For the first $10$ minutes: $\frac{60 - 50}{10} = K \left[ \frac{60 + 50}{2} - \theta_0 \right] \implies 1 = K(55 - \theta_0) \dots (i)$
For the next $10$ minutes: $\frac{50 - 42}{10} = K \left[ \frac{50 + 42}{2} - \theta_0 \right] \implies 0.8 = K(46 - \theta_0) \dots (ii)$
Dividing equation $(i)$ by $(ii)$:
$\frac{1}{0.8} = \frac{55 - \theta_0}{46 - \theta_0}$
$1.25 = \frac{55 - \theta_0}{46 - \theta_0}$
$1.25(46 - \theta_0) = 55 - \theta_0$
$57.5 - 1.25\theta_0 = 55 - \theta_0$
$2.5 = 0.25\theta_0$
$\theta_0 = 10\,^oC$.

(D) According to Newton's law of cooling,the rate of heat loss $\frac{dQ}{dt}$ depends on the temperature difference between the body and the surroundings.
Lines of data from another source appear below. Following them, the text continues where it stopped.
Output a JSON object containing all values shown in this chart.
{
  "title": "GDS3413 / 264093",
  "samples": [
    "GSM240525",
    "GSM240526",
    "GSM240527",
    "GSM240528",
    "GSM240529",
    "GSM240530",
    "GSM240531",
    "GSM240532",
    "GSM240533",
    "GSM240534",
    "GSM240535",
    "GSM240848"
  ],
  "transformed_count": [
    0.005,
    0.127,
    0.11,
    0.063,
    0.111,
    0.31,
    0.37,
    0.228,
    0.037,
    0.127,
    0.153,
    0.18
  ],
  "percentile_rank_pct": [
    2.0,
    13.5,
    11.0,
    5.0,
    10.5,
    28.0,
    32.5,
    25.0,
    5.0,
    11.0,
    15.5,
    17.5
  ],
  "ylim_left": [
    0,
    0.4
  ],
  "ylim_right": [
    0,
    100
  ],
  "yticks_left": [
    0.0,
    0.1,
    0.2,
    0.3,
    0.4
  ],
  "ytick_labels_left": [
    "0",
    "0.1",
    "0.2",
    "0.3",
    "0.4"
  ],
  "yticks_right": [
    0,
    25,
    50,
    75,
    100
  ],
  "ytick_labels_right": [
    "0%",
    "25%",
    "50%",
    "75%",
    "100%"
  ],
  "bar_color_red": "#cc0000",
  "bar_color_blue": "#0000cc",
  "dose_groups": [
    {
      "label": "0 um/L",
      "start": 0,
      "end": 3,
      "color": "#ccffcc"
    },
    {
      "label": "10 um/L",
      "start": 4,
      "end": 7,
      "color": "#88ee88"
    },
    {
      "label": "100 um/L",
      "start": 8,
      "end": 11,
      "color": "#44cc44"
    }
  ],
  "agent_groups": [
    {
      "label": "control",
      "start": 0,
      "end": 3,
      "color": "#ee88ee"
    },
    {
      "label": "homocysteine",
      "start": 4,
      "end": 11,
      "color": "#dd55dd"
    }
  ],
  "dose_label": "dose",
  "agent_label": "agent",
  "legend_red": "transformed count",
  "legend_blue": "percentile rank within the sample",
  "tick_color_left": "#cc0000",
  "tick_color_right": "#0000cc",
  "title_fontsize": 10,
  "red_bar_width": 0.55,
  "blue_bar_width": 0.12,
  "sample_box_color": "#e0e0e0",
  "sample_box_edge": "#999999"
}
Since the vessel,surroundings,and temperature range are identical,the rate of heat loss is the same for both cases.
Let $m_w = 50\,g$ be the mass of water,$C_w = 1\,cal/(g \cdot ^oC)$ be the specific heat of water,$m_l = 100\,g$ be the mass of the liquid,$C_l$ be the specific heat of the liquid,and $W = 30\,g$ be the water equivalent of the vessel.
The total heat lost is given by $Q = (mC + W) \Delta T$.
Since the time $t$ is the same,the rate of heat loss is:
$\frac{(m_w C_w + W) \Delta T}{t} = \frac{(m_l C_l + W) \Delta T}{t}$
Canceling $\frac{\Delta T}{t}$ from both sides:
$m_w C_w + W = m_l C_l + W$
$m_w C_w = m_l C_l$
Substituting the values:
$50 \times 1 = 100 \times C_l$
$C_l = \frac{50}{100} = 0.5\,cal/(g \cdot ^oC) = 0.5\,kcal/(kg \cdot ^oC)$.